Spirits to Enforce is delightful script with a madcap premise. The play by Mickel Maher is receiving a brilliant production from The Midnight Company.
At the outset the characters are sitting at a long table behind a battery of telephones. Their ordinary looks are deceiving. They are a band of superheroes, the Fathom Town Enforcers, who have just defeated their archenemy, Dr. Cannibal. Now they are placing calls from their headquarters in a submarine to raise the money for their next project: staging a revival of The Tempest.
To encourage donations, the Enforcers are offering a unique premium. They are revealing their secret identities to anyone who gives a minimum of $50. The Enforcers’ powers are unique, too. For example:
- The Pleaser uses pleasant conversation to persuade criminals to give themselves up
- The Silhouette can control the hand shadows she casts
- The Page has read everything that has ever been written and is being written
- Memory Lass draws out the good in evildoers they have forgotten themselves
- The Ocean is literally the ocean
The Enforcers’ interest in The Tempest is explained by their origin story, which is revealed early in the play. They are the spirits Prospero freed at the end of Shakespeare’s play. Maher’s title comes from the epilogue of The Tempest, where Prospero says he no longer has “Spirits to enforce, art to enchant.”

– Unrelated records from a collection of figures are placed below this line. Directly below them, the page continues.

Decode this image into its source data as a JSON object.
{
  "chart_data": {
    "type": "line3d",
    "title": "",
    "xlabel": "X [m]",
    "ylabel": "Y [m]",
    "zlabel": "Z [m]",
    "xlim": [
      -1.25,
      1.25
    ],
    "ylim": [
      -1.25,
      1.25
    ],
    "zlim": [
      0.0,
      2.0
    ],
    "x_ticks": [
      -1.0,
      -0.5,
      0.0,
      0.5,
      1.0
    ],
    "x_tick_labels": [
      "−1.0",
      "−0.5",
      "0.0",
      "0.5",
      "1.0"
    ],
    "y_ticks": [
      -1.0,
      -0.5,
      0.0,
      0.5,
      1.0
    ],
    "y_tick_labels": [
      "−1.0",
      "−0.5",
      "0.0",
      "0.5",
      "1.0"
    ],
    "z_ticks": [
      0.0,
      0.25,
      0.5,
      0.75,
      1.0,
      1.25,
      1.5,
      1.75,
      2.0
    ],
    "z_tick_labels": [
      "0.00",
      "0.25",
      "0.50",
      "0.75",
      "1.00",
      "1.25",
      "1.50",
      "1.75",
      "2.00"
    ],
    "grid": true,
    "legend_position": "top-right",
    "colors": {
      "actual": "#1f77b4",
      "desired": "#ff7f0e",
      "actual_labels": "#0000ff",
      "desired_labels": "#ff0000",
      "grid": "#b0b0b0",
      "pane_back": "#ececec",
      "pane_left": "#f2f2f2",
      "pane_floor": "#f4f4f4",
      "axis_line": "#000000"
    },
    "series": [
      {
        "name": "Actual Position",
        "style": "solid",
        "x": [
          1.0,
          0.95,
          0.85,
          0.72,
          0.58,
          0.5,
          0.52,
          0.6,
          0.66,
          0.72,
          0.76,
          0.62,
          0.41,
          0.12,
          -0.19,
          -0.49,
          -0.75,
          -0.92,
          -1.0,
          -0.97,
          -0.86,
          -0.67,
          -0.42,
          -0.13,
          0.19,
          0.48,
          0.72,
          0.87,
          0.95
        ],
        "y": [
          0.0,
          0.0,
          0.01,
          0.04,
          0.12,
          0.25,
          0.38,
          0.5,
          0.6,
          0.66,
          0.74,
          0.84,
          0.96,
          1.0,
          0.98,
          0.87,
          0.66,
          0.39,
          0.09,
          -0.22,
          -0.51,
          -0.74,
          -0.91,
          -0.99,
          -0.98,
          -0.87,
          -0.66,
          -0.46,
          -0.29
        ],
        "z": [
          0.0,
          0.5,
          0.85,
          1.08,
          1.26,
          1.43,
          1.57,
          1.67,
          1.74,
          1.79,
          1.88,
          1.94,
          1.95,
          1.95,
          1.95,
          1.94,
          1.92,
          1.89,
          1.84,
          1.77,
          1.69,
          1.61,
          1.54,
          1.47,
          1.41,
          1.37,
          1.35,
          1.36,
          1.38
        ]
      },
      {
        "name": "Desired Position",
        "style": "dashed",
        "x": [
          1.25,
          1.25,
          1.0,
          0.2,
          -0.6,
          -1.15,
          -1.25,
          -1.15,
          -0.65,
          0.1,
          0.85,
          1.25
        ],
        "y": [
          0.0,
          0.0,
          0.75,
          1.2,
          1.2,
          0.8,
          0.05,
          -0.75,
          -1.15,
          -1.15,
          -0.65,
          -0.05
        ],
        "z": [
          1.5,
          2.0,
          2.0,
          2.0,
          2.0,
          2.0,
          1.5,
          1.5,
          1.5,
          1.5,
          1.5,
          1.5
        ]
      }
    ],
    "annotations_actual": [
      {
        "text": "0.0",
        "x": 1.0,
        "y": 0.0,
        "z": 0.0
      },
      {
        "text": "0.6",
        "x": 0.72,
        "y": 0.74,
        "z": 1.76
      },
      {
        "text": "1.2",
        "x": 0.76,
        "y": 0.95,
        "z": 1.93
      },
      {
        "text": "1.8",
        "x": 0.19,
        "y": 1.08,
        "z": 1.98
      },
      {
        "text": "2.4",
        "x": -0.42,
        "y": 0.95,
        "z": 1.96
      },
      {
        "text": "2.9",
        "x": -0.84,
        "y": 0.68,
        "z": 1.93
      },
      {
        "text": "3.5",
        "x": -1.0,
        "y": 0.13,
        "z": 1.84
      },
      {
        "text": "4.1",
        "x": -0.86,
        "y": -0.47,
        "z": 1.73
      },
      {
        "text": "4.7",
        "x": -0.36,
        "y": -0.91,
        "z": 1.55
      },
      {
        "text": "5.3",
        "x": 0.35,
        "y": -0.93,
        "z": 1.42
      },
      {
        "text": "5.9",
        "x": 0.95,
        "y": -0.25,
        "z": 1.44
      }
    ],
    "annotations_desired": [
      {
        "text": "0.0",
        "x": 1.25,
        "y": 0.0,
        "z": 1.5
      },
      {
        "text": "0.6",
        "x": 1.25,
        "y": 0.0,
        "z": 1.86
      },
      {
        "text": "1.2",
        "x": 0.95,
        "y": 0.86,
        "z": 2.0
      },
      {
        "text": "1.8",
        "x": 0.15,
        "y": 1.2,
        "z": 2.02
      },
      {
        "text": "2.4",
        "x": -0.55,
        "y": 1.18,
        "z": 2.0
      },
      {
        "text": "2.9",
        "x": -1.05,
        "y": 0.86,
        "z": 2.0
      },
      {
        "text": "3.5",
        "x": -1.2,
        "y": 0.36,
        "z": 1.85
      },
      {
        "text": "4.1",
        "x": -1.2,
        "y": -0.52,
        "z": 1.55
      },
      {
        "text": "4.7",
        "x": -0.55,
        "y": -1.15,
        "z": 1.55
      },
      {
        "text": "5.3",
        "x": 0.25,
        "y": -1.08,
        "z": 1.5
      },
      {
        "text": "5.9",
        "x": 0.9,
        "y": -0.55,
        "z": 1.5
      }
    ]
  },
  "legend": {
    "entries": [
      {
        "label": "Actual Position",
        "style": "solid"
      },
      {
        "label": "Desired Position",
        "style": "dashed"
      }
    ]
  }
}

Each actor in Spirits to Enforce has three roles: a secret identity, a superhero identity, and a character in The Tempest. The actors and their roles are:
Actor | Secret Identity | Superhero Identity | Tempest Character |
Miranda Jagels Felix | Donna Adams | The Silhouette | all masque characters |
Kayla Bush | Diana Blake | The Bad Map | Tinculo |
Celeste Gardner | Oliver Kendall | Fragrance Fellow | Sebastian |
Ross Rubright | Craig Cale | The Pleaser | Antonio |
Rachel Tibbetts | Susan Tanner | Memory Lass | Miranda |
Alicen Moser | Cecily Gray | The Page | Prospero |
Will Bonfiglio | Emory Lawson | Ariel | Ariel |
Ash Arora | Rebecca Lloyd | The Ocean | Gonzalo |
Joe Hanrahan | Wayne Simon | The Untangler | Caliban |
Spencer Lawton | Dale Clark | The Intoxicator | Stephano |
Cassidy Flynn | Randell James | The Tune | Ferdinand |
Joey Taylor | Brad Allen | The Snow Heavy Branch | Alonso |
Except in one place, the characters speak all their lines into their phones. As might be expected at a phone bank, much of the dialogue is spoken at the same time. The script indicates where the second of two overlapping speeches should begin, but when blocks of text are to be spoken together, the script says they “should be arranged by the actors/director to suit their pleasure.” Little other guidance is provided.
The Midnight Company’s production is filled with elaborate, inventive, and intricately coordinated activity. The splendid performances always seem spontaneous, but they mesh perfectly. The ensemble performs like a team of superheroes.
The atmosphere for the production is greatly enhanced by Jayson Lawshee’s lighting, Joey Taylor’s music, and Liz Henning and Eric Widner’s costumes. The stage manager is Jimmy Bernatowicz, assisted by Morgan Schindler.
The minimal program says nothing about how the production was put together, but I’m sure its theatrical richness was achieved collectively. Collaboration is key in the work of the director, Lucy Cashion, as is regarding all artists taking part in a project as equally essential to it. The process Cashion led in Spirits to Enforce produced a wealth of marvelous ideas. The show continues through May 18 at the Kranzberg Black Box Theater, 501 North Grand Boulevard.